The NDMC has reached out to both the Delhi Waqf Board and the AAP government, requesting for more land allotment for Covid burials, but hasn’t got any response yet.
“We had written a letter to both the Delhi Waqf Board as well as the Delhi government before Diwali about the space shortage here. But we haven’t got any response yet. Delhi is seeing an average of 100 deaths a day since the last week, a decision needs to be taken on where all these bodies will go” said Jai Prakash, mayor, NDMC.

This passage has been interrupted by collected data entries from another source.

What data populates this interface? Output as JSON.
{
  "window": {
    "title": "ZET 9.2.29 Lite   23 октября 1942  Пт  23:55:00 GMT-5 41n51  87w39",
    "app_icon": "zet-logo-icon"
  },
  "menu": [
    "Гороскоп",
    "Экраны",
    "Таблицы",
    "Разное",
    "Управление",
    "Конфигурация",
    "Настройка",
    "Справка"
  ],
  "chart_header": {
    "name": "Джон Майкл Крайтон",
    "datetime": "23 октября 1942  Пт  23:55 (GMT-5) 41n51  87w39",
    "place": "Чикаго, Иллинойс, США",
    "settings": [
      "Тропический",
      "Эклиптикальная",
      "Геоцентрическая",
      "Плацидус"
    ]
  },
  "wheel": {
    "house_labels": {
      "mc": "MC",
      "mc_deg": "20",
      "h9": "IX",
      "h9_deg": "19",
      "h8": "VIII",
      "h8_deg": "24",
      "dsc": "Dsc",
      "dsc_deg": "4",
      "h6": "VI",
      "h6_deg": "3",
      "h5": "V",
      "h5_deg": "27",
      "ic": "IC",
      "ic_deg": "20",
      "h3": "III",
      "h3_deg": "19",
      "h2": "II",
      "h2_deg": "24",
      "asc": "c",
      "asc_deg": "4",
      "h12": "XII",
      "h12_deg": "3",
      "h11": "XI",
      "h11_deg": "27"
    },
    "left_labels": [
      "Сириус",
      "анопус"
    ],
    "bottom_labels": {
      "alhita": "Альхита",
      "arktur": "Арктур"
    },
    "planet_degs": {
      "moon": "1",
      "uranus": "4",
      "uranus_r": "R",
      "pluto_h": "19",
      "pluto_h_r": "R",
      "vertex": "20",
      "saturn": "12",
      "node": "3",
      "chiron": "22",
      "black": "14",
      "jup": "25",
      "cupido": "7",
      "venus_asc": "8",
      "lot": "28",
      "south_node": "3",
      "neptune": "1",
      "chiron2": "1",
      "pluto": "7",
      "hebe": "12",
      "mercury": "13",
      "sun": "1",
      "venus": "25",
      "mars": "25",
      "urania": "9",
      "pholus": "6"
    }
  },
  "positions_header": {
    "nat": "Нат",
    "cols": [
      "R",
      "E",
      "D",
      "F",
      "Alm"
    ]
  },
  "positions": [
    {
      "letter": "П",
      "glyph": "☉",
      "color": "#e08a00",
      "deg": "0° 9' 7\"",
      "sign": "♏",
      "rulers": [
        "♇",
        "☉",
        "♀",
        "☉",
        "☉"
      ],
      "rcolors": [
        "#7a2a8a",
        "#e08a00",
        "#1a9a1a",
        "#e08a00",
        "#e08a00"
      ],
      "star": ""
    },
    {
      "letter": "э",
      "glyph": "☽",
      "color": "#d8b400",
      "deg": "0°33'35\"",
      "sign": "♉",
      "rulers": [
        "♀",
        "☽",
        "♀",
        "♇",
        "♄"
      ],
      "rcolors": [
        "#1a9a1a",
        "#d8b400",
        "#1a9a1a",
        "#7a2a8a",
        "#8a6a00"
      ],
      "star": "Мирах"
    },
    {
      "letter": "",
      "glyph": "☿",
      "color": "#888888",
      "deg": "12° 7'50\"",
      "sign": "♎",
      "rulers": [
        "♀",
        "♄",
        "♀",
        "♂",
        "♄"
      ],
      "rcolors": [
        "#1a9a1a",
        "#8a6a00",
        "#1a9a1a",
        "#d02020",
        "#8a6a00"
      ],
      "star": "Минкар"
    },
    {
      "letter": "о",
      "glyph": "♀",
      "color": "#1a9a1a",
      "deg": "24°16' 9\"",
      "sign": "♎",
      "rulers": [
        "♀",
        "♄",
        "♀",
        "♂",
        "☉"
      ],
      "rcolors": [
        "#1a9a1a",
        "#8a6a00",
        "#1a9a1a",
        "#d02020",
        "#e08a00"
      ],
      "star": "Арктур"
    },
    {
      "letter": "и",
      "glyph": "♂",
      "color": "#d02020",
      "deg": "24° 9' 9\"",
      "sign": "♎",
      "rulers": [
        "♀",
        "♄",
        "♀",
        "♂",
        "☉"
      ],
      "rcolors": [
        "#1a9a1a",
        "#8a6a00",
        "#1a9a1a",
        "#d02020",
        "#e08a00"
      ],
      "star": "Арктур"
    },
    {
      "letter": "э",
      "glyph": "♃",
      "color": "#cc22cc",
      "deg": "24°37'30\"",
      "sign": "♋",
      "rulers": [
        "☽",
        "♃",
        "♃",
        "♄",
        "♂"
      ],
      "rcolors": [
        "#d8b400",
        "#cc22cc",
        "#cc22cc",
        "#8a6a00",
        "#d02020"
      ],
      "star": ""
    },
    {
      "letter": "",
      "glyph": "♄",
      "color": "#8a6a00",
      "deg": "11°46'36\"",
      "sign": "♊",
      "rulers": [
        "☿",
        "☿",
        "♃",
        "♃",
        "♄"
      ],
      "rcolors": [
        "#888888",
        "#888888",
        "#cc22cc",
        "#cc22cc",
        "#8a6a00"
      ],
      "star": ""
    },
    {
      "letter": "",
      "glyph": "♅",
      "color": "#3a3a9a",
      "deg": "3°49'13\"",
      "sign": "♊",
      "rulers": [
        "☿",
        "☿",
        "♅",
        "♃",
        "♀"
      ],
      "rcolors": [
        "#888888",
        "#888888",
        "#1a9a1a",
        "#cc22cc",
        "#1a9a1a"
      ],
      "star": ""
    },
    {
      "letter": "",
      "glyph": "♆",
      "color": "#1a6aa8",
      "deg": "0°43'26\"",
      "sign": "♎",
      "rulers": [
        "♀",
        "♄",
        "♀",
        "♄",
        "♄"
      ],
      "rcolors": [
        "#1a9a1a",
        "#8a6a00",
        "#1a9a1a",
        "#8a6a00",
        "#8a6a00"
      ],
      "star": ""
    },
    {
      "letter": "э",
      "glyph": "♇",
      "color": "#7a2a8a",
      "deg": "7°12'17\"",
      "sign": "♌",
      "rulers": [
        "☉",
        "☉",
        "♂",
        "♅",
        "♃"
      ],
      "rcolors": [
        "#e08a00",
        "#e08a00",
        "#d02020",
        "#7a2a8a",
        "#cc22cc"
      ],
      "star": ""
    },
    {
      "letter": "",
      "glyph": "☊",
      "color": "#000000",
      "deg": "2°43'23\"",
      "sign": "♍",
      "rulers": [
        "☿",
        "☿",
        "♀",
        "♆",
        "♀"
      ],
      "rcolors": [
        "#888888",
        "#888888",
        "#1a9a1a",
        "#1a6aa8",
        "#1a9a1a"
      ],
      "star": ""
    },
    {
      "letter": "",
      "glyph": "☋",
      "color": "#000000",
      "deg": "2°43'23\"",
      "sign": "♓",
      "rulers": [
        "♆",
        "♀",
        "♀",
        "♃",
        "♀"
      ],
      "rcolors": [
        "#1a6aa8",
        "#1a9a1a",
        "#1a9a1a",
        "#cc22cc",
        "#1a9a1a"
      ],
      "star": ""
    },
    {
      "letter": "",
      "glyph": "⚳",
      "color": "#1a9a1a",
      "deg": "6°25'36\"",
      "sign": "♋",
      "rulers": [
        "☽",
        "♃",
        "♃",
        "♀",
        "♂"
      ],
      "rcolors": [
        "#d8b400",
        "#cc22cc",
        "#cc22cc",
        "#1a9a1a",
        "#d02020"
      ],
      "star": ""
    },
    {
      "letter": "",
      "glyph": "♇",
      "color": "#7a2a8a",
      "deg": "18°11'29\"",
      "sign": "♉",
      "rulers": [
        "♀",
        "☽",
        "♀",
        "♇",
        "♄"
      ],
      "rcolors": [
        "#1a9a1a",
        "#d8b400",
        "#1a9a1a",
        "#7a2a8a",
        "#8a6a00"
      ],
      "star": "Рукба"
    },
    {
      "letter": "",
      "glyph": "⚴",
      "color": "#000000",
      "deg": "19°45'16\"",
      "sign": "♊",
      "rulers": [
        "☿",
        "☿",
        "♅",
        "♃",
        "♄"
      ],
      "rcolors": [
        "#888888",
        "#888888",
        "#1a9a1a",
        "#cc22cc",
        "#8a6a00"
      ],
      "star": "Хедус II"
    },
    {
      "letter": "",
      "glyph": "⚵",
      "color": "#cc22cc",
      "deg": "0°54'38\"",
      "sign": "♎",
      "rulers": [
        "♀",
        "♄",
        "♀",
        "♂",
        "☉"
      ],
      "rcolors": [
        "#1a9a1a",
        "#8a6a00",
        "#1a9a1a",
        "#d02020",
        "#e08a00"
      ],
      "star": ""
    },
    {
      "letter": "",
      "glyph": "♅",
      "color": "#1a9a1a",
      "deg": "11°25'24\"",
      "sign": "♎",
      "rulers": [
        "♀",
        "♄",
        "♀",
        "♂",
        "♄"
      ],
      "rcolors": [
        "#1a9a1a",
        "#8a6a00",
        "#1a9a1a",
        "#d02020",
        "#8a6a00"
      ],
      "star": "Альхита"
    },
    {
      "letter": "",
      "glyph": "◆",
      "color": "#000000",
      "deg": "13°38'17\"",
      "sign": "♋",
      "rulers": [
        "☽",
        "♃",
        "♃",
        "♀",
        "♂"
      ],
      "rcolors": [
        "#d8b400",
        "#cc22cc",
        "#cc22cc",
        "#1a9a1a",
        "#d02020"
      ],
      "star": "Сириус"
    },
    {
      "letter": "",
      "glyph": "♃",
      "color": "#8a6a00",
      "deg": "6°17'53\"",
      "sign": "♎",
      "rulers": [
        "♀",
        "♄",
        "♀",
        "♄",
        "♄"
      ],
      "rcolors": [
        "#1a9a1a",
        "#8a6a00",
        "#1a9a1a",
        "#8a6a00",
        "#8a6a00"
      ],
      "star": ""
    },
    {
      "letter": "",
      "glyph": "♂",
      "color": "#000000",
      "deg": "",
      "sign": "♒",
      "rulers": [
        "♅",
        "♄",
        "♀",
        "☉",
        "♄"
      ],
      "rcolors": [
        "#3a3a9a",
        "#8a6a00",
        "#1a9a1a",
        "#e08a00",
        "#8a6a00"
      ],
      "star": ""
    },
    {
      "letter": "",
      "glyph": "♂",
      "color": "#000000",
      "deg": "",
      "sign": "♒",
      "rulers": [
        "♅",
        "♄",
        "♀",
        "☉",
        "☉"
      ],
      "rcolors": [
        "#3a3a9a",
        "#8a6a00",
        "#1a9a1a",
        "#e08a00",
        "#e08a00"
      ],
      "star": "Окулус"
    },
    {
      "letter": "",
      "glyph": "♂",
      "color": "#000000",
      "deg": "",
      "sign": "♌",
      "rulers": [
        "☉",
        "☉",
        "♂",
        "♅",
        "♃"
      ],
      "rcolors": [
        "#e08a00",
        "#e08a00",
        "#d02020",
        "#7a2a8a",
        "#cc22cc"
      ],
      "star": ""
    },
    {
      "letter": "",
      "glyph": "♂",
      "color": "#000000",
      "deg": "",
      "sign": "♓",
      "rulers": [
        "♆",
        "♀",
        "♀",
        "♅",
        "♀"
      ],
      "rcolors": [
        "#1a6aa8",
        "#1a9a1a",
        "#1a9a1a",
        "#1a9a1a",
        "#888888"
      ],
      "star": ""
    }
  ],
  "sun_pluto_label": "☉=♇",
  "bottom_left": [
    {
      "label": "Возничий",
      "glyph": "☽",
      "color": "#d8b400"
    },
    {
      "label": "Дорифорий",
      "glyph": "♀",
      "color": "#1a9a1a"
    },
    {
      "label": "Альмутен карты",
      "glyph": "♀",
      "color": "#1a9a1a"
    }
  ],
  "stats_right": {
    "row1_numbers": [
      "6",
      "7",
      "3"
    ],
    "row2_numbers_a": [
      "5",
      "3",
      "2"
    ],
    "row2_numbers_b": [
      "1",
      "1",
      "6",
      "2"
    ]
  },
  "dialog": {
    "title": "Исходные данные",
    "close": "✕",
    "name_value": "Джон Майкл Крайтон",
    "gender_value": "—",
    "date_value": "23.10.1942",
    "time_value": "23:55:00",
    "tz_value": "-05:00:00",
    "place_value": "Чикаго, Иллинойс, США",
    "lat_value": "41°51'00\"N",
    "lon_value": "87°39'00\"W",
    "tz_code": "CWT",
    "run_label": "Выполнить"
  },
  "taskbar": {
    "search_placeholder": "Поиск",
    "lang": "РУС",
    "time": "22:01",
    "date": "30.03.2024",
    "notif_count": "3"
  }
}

When ThePrint asked AAP MLA and waqf board member Amanatullah Khan about how the board plans to manage the shrinking space of the cemetery for burials, he said: “We hope it doesn’t come to that.”
ThePrint reached the Delhi government’s Director General of Health Services Dr Nutan Mundeja and Principal Secretary, Health, Vikram Dev Dutt through phone calls and email, but received no response till the time of publication of this report.